四王又如何会想不到这层含义,他更知道沐沧澜派兵遣将真正防的是谁。也罢,且容那傀儡皇帝父子俩再多活几日,他沐沧澜怎样也终逃不出自己的手心。心下虽如此安慰自己,但要他真去乖乖盖章签字,这一口气也还是如何也咽不下,于是,转眸环视四王党人。
一见主子脸色铁青,刑部侍郎等几个就开始盘算为其消气之策了,此时终于有了计较,忙向他示意。
四王会意,沉沉点头,回眸望沐沧澜,黑瞳阴森:〃好好好,太傅遵纪守法,本王钦佩老六啊,这个面子咱们可无论如何都要给!〃说着,就拿出了印章,在人面前一晃,却又收回,边掂量,边逡巡着那袭青衣,缓缓言道:〃不过,太傅,你既张口闭口典章国法,怎么自己却又如此疏忽?啧啧,这一身薄纱虽然凉快,但,如何能出现在这正大堂皇之处?〃说着,猛然一指院内铁牌,上面清清楚楚刻着先王铁律:〃后宫不得干政〃!
糟糕!跟着沐沧澜前来的胡福暗中叫苦:这要跟谁说去?自那日婚宴过后,皇帝就命将太傅的朝服统统收起,堂堂帝师竟就这样不明不白的成了〃后宫〃!
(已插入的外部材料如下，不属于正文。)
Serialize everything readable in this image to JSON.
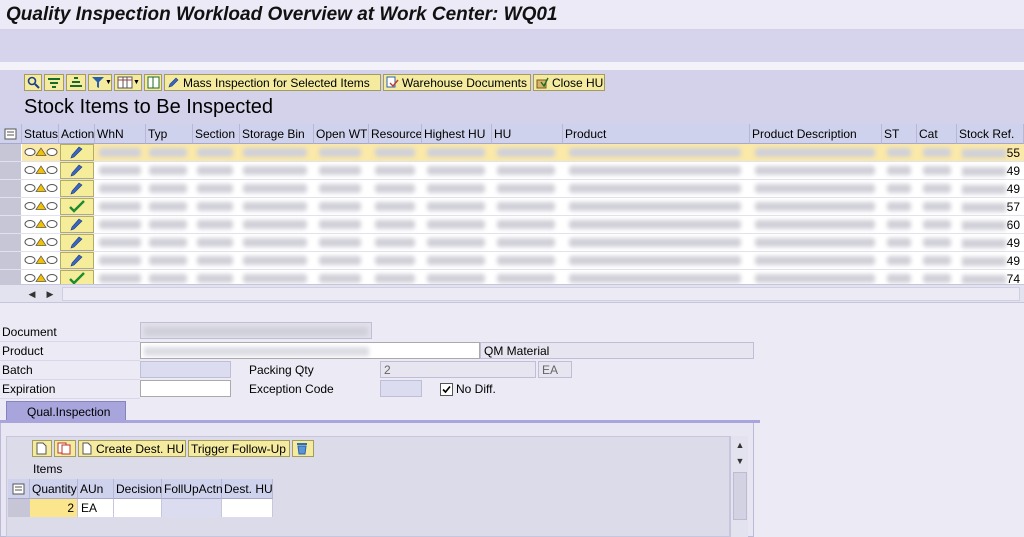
{
  "window": {
    "title": "Quality Inspection Workload Overview at Work Center: WQ01"
  },
  "toolbar": {
    "mass_inspection_label": "Mass Inspection for Selected Items",
    "warehouse_documents_label": "Warehouse Documents",
    "close_hu_label": "Close HU"
  },
  "stock_section": {
    "title": "Stock Items to Be Inspected",
    "columns": [
      "Status",
      "Action",
      "WhN",
      "Typ",
      "Section",
      "Storage Bin",
      "Open WT",
      "Resource",
      "Highest HU",
      "HU",
      "Product",
      "Product Description",
      "ST",
      "Cat",
      "Stock Ref."
    ],
    "stock_ref_suffixes": [
      "55",
      "49",
      "49",
      "57",
      "60",
      "49",
      "49",
      "74"
    ],
    "row_actions": [
      "edit",
      "edit",
      "edit",
      "done",
      "edit",
      "edit",
      "edit",
      "done"
    ]
  },
  "details": {
    "document_label": "Document",
    "product_label": "Product",
    "product_description": "QM Material",
    "batch_label": "Batch",
    "expiration_label": "Expiration",
    "packing_qty_label": "Packing Qty",
    "packing_qty_value": "2",
    "packing_qty_unit": "EA",
    "exception_code_label": "Exception Code",
    "no_diff_label": "No Diff."
  },
  "tabs": {
    "qual_inspection": "Qual.Inspection"
  },
  "qi_toolbar": {
    "create_dest_hu_label": "Create Dest. HU",
    "trigger_followup_label": "Trigger Follow-Up"
  },
  "items": {
    "title": "Items",
    "columns": [
      "Quantity",
      "AUn",
      "Decision",
      "FollUpActn",
      "Dest. HU"
    ],
    "rows": [
      {
        "quantity": "2",
        "aun": "EA",
        "decision": "",
        "follupactn": "",
        "dest_hu": ""
      }
    ]
  },
  "colors": {
    "toolbar_button_bg": "#f4eba0",
    "selected_row": "#fbe9a9",
    "tab_bg": "#a7a5dc"
  }
}
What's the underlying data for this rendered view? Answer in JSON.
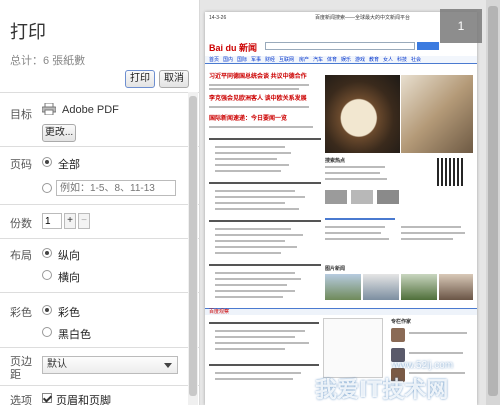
{
  "header": {
    "title": "打印",
    "total": "总计：6 張紙數"
  },
  "actions": {
    "print": "打印",
    "cancel": "取消"
  },
  "destination": {
    "label": "目标",
    "printer": "Adobe PDF",
    "change": "更改..."
  },
  "pages": {
    "label": "页码",
    "all": "全部",
    "range_placeholder": "例如：1-5、8、11-13"
  },
  "copies": {
    "label": "份数",
    "value": "1",
    "plus": "+",
    "minus": "−"
  },
  "layout": {
    "label": "布局",
    "portrait": "纵向",
    "landscape": "横向"
  },
  "color": {
    "label": "彩色",
    "color": "彩色",
    "bw": "黑白色"
  },
  "margins": {
    "label": "页边距",
    "value": "默认"
  },
  "options": {
    "label": "选项",
    "headers_footers": "页眉和页脚"
  },
  "preview": {
    "page_number": "1",
    "date": "14-3-26",
    "site_title": "百度新闻搜索——全球最大的中文新闻平台",
    "logo": "Bai du 新闻",
    "nav": [
      "首页",
      "国内",
      "国际",
      "军事",
      "财经",
      "互联网",
      "房产",
      "汽车",
      "体育",
      "娱乐",
      "游戏",
      "教育",
      "女人",
      "科技",
      "社会"
    ],
    "headlines": [
      "习近平同德国总统会谈 共议中德合作",
      "李克强会见欧洲客人 谈中欧关系发展",
      "国际新闻速递：今日要闻一览"
    ],
    "section_1": "搜索热点",
    "section_2": "图片新闻",
    "section_3": "百度观察",
    "section_4": "专栏作家",
    "watermark": "我爱IT技术网",
    "watermark_sub": "www.52ij.com"
  }
}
沐沧澜却还是那般淡然静雅,青衣常服之下亦仍无改那当朝一品之骨,微微一笑:〃王爷教训得是,沧澜今日来得匆忙,的确是有所疏漏,沧澜甘受国法制裁。〃
〃太傅,王爷。。。。。。〃胡福正要出言,却被沐沧澜冷冷一声喝退:〃这里岂是尔等说话的地方?!〃
太傅!胡福只好闭嘴后退,暗地里急得像热锅上的蚂蚁:皇上,你怎么还不来啊?!
〃好啊!太傅果然不愧是百官表率。〃四王笑容陡然一收,喝道,〃行止失据,该当如何惩处?〃
〃回王爷:轻者,笞三十;重者,流千里。〃忙有人回答。
四王挑眉扫来:〃太傅这次。。。。。。〃故意拖长了语调,环视众人神色,见不忍者有之,忧虑者有之,鄙夷者、好奇者、幸灾乐祸者更大有人在,形形色色神态映在人眼里犹胜风刀霜剑,甚至比那现实中的凌虐更教人快意,有意磨蹭了良久,欣赏了良久,方慢慢说道:〃算是轻的吧?〃
无论是何心态,无人出来反对。
四王回眸,盯住那人。十多年来无数次想象过那一朵素梨般的人物在自己面前宽衣解带的模样,却未料是此时此地此种情形
素裳如澜,浮云般翩跹,沐沧澜转身出门,于庭中央对天一跪,双手奉上那票拟:〃王爷,请。〃波光宁静,沧海风平。
他不知自己是如何就盖了印。
庭院内,云想衣裳,落如重芳,那淡静凝跪的人儿清标挺直如傲春之蕊。褪到腰间的衣裳上曝露出整个肩背,并非是想象中媚惑君王的凝脂无暇,而是一种苍青的白色,纵横交错着无数浅白印记那是多年来的旧伤痕,刀伤剑伤织就的密集蛛网,中间还有数不清的大大小小的深黑暗紫印记铜钱大小的是箭伤,五个豌豆大小深可见骨的是上一次护驾而留下的毒爪之痕。这不是一块完美无缺的和田羊脂,却又无人能找出第二种东西来作比喻,这就是一方真正的玉石那是一块价值连城的璞玉一刀切下,清光四溢,是历经千辛万苦方能得见的此生此世极致的清纯,其中痕迹并非瑕疵,而是岁月积淀万古精魂!
所有人都感觉呼吸一滞:造化精纯竟憾人至此!
连行刑的人都不由迟疑,却听那人轻轻道:〃还愣着干吗?〃
〃太。。。。。。太傅。。。。。。〃执械的手微微发颤,觉这竹片要落下去的地方,仿佛是这天京为鲜血浸染的古旧城墙。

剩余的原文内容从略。